# St Davids Bay area, Pembrokeshire



## JockandRita (Jun 1, 2005)

Hi all,

A friend of ours (not on the internet), has asked Rita and I if we know of any nice safe wild camping spots in the St Davids area of Pembrokeshire, West Wales. She specifically mentioned St Davids Bay.

We can't help her, but we thought that someone on here might be able to pass on some info on wild camping spots. If anyone can help, both we and she would be grateful.

Cheers,

Jock & Rita.


----------



## moblee (Dec 31, 2006)

Hello Jock,
At a quess I'd say Tricia (Tokkalosh) would be a good bet.


----------



## JockandRita (Jun 1, 2005)

moblee said:


> Hello Jock,
> At a quess I'd say Tricia (Tokkalosh) would be a good bet.


Cheers Phil,

I'll ask her. I have just noticed from Autoroute 2007, that it would appear to be St Brides bay, and not St Davids Bay. 

Jock.


----------



## sallym (Jun 11, 2007)

There are good parking areas at whitesands and newgale beach, but I'm not sure about overnight parking there. I think people on this site have mentioned a lay by outside Fishguard on the newport rd that is often used for wildcamping. There is a small car park at Porthclais outside St Davids which is very quiet and out of the way, and there are often quite a few motorhomes at Aberieddi beach (this would be a fab spot to spend the night!) Porthgain village has a great pub "The sloop", and a fairly large village green where it might well be possible to park up overnight.
I would feel safe camping out in most places down here. Despite warnings my mum regularly leaves her car unlocked with the keys in (I'm not recommending this!)
Don't know if this helps, am looking forward to a trip there myself in a few weeks,
Sally


----------



## JockandRita (Jun 1, 2005)

sallym said:


> There are good parking areas at whitesands and newgale beach, but I'm not sure about overnight parking there. I think people on this site have mentioned a lay by outside Fishguard on the newport rd that is often used for wildcamping. There is a small car park at Porthclais outside St Davids which is very quiet and out of the way, and there are often quite a few motorhomes at Aberieddi beach (this would be a fab spot to spend the night!) Porthgain village has a great pub "The sloop", and a fairly large village green where it might well be possible to park up overnight.
> I would feel safe camping out in most places down here. Despite warnings my mum regularly leaves her car unlocked with the keys in (I'm not recommending this!)
> Don't know if this helps, am looking forward to a trip there myself in a few weeks,
> Sally


Hi Sally,

Many thanks for the info. I'll make notes, and pass on them on.

Cheers,

Jock.


----------



## Henrysmum (Apr 14, 2009)

*Wild camping at St Davids Pembrokeshire*

Hi from a Pembrokeshire based motorhomer. 
There are no wild camping spots near St David as it is in the National Park and they are positively discouraged. There is the possibility of parking next to Newgale beach on the car park there but I think they are soon to put restrictions on that as well. 
All is not lost though. The Caravan Club have a lovely site at St Davids within walking distance of Whitesands Bay. Tends to book up quite quickly for the summer months but even though we only live 20 miles away we go there regularly.


----------



## Mike48 (May 1, 2005)

The St Davids site is marvelous. At the end of it is a hill. If you can't see the hill its raining and if you can see it is about to rain.

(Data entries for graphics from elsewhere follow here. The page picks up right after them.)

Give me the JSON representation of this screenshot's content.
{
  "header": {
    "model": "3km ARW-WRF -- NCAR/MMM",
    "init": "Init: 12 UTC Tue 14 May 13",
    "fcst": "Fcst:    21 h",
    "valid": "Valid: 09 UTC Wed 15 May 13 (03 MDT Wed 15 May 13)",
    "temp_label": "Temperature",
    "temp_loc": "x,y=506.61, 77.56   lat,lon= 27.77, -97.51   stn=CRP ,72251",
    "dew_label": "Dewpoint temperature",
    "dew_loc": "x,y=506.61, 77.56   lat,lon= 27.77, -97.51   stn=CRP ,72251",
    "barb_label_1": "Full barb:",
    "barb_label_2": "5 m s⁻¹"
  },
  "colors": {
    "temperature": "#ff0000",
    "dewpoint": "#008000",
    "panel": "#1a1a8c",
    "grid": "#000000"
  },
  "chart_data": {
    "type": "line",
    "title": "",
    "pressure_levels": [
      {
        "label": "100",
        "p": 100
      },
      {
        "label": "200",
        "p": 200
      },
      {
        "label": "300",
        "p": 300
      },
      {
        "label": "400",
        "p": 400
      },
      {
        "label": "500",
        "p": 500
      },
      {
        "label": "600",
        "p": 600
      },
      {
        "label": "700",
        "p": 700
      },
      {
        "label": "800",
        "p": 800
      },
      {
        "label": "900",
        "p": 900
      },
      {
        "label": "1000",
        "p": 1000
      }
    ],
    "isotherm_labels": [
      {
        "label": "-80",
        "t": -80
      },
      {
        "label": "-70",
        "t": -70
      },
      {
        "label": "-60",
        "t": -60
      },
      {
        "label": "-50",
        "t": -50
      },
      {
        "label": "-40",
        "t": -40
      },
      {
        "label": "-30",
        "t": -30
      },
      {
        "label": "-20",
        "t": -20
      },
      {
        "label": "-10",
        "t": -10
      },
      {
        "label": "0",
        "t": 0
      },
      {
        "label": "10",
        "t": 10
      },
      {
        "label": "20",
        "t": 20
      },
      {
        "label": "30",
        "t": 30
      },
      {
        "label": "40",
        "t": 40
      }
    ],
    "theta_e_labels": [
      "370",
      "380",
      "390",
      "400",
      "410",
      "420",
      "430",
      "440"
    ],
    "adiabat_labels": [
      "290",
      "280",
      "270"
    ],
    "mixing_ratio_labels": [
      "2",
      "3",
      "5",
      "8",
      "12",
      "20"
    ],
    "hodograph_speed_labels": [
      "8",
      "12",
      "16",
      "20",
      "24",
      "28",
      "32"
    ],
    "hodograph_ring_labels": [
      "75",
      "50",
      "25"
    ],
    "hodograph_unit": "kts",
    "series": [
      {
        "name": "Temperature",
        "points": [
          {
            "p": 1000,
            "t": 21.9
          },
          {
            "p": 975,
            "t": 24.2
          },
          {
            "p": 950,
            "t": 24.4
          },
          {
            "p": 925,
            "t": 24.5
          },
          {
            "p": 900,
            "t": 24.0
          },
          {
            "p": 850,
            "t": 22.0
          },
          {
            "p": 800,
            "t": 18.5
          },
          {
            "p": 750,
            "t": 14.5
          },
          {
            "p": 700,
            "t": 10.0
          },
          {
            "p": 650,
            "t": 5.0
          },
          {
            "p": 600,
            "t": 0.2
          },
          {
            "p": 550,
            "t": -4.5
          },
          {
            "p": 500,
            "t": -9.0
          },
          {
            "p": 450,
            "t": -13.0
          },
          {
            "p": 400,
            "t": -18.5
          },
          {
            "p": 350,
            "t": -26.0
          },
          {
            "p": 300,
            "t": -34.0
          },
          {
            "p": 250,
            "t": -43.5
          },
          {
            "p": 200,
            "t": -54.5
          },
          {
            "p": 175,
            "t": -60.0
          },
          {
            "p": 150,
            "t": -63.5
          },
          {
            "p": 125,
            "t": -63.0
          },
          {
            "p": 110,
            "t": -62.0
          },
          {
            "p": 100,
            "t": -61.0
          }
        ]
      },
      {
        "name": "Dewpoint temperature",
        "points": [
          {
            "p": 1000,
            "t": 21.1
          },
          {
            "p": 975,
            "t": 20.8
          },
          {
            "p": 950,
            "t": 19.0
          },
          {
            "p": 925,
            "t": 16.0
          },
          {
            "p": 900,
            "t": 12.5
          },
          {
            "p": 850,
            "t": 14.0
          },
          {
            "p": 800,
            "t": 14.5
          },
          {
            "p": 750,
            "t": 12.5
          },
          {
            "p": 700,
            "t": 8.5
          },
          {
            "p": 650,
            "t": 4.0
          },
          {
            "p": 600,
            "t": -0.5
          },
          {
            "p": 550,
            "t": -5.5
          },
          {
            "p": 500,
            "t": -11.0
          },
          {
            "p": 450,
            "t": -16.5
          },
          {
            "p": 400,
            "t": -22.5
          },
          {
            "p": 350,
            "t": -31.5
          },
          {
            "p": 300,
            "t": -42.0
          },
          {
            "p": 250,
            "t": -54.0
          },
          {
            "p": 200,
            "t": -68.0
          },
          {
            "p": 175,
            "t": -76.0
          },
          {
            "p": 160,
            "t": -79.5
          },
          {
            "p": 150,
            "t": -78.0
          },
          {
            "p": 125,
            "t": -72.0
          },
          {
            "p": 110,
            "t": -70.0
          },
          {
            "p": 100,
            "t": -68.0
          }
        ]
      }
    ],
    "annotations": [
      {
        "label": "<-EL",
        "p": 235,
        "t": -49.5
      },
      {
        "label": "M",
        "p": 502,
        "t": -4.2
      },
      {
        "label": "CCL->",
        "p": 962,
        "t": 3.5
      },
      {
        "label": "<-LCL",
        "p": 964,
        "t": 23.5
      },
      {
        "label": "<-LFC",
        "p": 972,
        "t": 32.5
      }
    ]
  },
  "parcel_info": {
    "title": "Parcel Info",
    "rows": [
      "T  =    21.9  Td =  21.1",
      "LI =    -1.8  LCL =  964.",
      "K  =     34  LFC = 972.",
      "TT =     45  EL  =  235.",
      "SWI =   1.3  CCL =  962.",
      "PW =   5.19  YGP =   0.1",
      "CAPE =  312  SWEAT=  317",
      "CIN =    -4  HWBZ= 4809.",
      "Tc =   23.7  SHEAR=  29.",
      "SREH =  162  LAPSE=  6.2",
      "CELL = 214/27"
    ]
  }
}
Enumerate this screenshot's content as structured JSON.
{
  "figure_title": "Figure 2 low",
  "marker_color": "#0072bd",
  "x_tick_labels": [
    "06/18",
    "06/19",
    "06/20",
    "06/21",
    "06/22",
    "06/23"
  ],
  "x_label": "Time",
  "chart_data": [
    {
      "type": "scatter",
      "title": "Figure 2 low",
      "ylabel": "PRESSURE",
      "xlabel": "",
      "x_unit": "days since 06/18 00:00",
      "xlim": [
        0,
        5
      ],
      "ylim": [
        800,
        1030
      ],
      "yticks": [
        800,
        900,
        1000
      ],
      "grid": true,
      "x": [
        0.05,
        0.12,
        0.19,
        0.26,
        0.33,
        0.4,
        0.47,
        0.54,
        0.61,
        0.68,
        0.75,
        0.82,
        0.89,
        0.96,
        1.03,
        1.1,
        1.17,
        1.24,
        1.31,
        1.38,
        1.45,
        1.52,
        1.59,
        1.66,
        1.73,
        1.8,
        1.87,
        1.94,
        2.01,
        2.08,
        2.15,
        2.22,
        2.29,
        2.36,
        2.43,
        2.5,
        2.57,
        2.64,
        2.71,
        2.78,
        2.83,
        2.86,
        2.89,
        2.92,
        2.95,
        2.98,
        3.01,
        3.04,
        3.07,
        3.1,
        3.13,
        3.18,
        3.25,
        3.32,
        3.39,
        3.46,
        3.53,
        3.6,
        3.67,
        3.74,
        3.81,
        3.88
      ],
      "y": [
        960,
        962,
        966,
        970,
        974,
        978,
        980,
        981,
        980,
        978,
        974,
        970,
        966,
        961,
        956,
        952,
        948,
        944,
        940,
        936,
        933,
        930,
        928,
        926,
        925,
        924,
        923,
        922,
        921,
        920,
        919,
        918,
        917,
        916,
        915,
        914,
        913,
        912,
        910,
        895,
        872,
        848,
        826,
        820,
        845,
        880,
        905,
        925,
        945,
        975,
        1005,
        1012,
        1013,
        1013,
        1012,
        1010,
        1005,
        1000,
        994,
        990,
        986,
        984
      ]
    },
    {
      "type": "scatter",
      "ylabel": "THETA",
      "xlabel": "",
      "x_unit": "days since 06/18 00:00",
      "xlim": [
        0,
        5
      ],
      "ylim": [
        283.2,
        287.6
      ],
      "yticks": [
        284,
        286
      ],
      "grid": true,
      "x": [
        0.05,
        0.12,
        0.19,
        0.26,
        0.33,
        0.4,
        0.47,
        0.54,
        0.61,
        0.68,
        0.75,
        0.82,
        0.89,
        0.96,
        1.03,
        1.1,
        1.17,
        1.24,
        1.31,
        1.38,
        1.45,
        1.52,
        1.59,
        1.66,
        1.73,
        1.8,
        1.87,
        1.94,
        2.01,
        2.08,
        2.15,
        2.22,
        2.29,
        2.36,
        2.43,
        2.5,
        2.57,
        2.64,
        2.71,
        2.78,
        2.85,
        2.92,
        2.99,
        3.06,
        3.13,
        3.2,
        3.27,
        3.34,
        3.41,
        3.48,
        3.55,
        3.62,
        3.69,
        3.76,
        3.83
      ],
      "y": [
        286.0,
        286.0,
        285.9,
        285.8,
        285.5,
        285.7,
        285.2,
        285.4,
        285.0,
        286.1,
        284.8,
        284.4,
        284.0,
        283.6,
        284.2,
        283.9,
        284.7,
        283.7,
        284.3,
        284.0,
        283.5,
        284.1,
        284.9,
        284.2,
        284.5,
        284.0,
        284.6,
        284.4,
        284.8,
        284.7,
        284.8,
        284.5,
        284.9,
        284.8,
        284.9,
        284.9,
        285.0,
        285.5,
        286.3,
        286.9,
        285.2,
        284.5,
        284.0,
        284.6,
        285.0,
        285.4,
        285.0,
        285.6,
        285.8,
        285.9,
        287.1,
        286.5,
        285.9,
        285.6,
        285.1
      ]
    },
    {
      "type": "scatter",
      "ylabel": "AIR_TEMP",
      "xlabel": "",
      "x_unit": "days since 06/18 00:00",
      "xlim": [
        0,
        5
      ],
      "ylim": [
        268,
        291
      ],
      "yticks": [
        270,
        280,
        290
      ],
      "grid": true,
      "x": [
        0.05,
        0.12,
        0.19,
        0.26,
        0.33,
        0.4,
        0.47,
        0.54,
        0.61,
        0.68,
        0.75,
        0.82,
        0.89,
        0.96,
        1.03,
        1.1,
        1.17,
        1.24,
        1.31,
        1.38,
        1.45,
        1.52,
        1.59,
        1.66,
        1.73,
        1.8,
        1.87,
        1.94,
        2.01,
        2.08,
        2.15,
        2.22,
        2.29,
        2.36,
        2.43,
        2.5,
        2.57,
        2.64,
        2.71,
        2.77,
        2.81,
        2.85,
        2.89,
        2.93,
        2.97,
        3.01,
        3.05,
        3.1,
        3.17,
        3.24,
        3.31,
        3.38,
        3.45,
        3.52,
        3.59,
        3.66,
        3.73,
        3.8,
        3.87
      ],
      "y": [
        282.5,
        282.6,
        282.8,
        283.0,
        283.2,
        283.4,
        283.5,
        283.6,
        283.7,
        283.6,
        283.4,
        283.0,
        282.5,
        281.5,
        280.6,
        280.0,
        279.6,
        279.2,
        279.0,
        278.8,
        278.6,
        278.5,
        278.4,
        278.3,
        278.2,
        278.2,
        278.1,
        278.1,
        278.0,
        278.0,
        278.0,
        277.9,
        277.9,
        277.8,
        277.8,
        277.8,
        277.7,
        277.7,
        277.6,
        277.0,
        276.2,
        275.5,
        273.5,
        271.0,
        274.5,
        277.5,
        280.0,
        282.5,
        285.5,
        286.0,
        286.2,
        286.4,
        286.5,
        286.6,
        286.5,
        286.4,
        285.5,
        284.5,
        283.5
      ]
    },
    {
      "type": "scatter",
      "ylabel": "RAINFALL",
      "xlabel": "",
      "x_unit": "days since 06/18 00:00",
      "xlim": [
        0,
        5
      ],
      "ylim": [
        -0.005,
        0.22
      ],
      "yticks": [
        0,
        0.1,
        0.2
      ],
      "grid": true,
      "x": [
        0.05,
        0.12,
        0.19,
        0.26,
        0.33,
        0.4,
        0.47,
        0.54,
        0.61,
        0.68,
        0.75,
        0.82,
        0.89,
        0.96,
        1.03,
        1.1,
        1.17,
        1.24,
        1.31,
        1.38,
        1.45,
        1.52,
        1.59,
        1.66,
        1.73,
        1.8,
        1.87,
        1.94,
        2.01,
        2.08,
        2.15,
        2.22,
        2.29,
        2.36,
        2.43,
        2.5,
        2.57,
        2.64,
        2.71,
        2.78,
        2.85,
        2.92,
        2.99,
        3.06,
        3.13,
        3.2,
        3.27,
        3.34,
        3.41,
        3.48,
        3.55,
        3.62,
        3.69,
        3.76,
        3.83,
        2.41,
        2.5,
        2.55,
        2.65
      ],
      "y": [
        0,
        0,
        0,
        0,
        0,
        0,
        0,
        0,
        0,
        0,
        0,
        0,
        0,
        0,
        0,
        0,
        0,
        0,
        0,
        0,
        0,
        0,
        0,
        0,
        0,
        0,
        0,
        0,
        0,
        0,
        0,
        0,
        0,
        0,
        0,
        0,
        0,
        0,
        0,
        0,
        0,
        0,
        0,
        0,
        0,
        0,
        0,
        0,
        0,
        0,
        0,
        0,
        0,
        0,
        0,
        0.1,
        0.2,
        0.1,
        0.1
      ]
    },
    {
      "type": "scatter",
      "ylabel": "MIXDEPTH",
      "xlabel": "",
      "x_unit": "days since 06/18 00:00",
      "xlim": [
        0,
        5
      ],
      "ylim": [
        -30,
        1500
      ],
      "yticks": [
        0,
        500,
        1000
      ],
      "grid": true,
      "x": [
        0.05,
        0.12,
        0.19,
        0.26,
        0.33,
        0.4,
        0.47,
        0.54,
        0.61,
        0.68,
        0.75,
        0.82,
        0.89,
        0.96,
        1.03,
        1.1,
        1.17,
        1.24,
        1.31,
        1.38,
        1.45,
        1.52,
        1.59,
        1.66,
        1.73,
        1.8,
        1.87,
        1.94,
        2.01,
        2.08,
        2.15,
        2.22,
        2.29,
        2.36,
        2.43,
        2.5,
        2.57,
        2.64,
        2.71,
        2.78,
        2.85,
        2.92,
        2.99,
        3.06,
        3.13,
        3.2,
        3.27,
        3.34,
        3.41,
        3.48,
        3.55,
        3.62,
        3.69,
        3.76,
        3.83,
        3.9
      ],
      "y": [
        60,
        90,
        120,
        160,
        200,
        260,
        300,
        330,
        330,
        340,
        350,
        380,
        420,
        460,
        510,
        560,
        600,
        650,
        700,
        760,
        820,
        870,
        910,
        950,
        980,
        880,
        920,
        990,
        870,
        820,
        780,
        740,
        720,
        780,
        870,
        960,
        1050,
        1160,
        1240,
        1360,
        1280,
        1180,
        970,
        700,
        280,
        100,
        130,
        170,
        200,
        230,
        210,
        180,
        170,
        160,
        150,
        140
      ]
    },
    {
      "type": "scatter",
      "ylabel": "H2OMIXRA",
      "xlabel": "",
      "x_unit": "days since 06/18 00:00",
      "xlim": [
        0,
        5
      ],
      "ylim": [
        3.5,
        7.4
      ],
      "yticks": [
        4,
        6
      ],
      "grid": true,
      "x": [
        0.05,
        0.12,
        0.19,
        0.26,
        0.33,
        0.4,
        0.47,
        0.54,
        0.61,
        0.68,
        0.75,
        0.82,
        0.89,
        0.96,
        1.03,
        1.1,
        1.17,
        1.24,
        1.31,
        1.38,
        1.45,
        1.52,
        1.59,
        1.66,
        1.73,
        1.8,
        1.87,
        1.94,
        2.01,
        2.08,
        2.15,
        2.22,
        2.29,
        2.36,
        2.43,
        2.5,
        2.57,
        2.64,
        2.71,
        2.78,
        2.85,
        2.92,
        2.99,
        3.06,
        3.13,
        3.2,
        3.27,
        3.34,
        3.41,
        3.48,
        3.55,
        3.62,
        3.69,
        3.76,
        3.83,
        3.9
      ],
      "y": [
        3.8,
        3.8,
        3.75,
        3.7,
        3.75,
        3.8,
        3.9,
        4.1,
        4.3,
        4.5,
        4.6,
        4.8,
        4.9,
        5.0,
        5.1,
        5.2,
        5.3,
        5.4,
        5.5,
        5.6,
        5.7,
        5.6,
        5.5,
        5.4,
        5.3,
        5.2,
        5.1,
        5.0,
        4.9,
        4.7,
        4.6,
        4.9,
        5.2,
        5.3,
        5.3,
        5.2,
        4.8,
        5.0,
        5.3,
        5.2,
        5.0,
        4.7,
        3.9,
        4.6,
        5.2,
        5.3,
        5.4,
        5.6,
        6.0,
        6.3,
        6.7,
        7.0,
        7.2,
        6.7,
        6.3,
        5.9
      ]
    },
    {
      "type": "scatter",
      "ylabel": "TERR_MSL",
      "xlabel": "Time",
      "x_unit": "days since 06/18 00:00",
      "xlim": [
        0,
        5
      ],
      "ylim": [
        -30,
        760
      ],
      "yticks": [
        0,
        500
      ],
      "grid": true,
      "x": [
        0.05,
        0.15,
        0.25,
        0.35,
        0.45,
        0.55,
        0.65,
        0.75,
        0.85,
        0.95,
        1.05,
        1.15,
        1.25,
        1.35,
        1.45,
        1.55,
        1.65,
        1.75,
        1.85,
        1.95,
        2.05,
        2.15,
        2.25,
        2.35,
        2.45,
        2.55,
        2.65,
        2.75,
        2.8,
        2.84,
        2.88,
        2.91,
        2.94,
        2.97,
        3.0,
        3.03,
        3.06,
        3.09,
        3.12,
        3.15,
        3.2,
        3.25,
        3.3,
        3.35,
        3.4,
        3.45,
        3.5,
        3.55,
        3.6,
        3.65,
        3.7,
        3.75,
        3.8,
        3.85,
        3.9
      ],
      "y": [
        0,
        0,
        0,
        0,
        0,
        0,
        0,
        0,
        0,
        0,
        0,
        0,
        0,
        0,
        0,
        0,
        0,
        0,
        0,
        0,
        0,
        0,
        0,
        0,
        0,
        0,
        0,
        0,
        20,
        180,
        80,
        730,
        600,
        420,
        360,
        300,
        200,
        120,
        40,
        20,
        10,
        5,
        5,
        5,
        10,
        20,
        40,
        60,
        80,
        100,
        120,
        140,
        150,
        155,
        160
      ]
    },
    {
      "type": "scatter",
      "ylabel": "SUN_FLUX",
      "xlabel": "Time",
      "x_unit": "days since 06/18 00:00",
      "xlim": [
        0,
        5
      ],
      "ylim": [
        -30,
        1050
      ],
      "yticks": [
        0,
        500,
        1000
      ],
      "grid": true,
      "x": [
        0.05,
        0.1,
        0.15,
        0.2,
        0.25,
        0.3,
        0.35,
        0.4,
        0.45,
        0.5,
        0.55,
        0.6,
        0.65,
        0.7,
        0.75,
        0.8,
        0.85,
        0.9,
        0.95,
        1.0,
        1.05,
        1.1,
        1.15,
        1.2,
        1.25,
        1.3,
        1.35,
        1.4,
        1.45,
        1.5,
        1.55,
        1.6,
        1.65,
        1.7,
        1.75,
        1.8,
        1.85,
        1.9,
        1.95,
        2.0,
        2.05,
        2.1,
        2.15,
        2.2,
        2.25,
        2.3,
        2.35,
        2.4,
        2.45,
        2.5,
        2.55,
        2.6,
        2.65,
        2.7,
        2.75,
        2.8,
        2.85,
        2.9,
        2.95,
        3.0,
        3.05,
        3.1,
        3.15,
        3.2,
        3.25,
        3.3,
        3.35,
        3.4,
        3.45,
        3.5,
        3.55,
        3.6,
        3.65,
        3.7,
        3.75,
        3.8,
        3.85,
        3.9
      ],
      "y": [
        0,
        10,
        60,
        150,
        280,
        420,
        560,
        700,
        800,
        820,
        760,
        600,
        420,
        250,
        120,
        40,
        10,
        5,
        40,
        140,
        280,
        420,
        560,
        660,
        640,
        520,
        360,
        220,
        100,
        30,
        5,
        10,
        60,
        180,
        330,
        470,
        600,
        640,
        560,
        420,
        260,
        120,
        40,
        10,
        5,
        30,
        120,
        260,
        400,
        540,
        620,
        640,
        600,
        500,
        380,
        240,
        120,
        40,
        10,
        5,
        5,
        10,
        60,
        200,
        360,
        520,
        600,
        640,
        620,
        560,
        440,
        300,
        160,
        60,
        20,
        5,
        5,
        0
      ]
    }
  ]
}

Pembrokeshire is a great county. If it wasn't for the weather it would be one of the best places in the UK.


----------



## teifiprt (Oct 2, 2007)

There is a CL just Outside St Davids.
Mrs Davies Treginnis Uchaf Farm.
01437 720234
I have stayed there a number of times and the view is unsurpassed. £7 a night you can't go wrong.
Peter.


----------



## teifiprt (Oct 2, 2007)

There is a CL just Outside St Davids.
Mrs Davies Treginnis Uchaf Farm.
01437 720234
I have stayed there a number of times and the view is unsurpassed. £7 a night you can't go wrong.
Peter.


----------



## greygit (Apr 15, 2007)

We go here: http://www.celtic-camping.co.uk/
sshh, don't tell anyone.
Gary


----------



## loughrigg (Nov 10, 2008)

Depending on the size of your friends MH, one spot that might be worth a try is just outside St.David's down a narrow lane that leads to the St. Non's Retreat centre (along the High Street towards the cathedral, stay left at the triangular junction, past the Farmers Arm, first left then carry on along the hedged lane, past the country hotel (can't remember what its called) and you eventually arrive at the Retreat Centre.

Those grounds are private, but there is a parking bay immediately outside the gate with room for half a dozen cars (I've often seen VW campers down there). The lane *is* narrow with at least one set of gateposts and a cattle grid so nothing too big will get down. I don't know what overnight restrictions might apply, but you are the end of the road at the top of the slope down to the cliff top and Pembrokeshire Coast Path. Fantastic spot.

Mike


----------